The abstract was published in the January 2024 supplement of the American Journal of Obstetrics and Gynecology. William A. Grobman of The Ohio State University is senior author.

Hypertensive disorders of pregnancy (HDP) and gestational diabetes (GDM) are two of the most common pregnancy complications and put pregnant people at increased risk of developing cardiovascular disease later in life.

According to the CDC, the prevalence of HDP in pregnancy among delivery hospitalizations increased from about 13% in 2017 to 16% in 2019, affecting at least one in seven delivery hospitalizations during this period. The agency also reported that the percentage of people who received a diagnosis of gestational diabetes during pregnancy increased from 6.0% in 2016 to 8.3% in 2021. Increases in GDM were seen in each maternal age group, and rates rose steadily with maternal age.

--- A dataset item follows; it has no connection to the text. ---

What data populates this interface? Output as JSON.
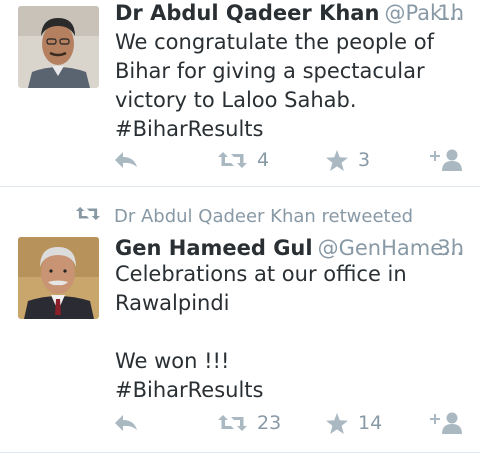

This work comprised a secondary analysis of 3,317 maternal-child pairings from the prospective Hyperglycemia and Adverse Pregnancy Outcome Follow-up Study (HAPO FUS). Researchers examined whether there was a connection between HDP and GDM and a child’s later cardiovascular health.

Eight percent of the pregnant people in the study developed high blood pressure during pregnancy, 12 percent developed gestational diabetes, and three percent developed both high blood pressure and diabetes.

Researchers then examined the cardiovascular health of the children born of these pregnancies, 10 to 14 years after delivery. Cardiovascular health was evaluated based on four metrics: body mass index, blood pressure, total cholesterol, and glucose level. Pediatric guidelines categorized each metric as ideal, intermediate, or poor. Researchers found that before the age of 12 (median age: 11.6), more than half of the children (55.5%) had at least one metric that was non-ideal, which puts them at greater risk of heart disease and stroke.

Secondary analyses revealed that the associations strengthened in magnitude as the adverse cardiovascular health metrics increased in number and severity.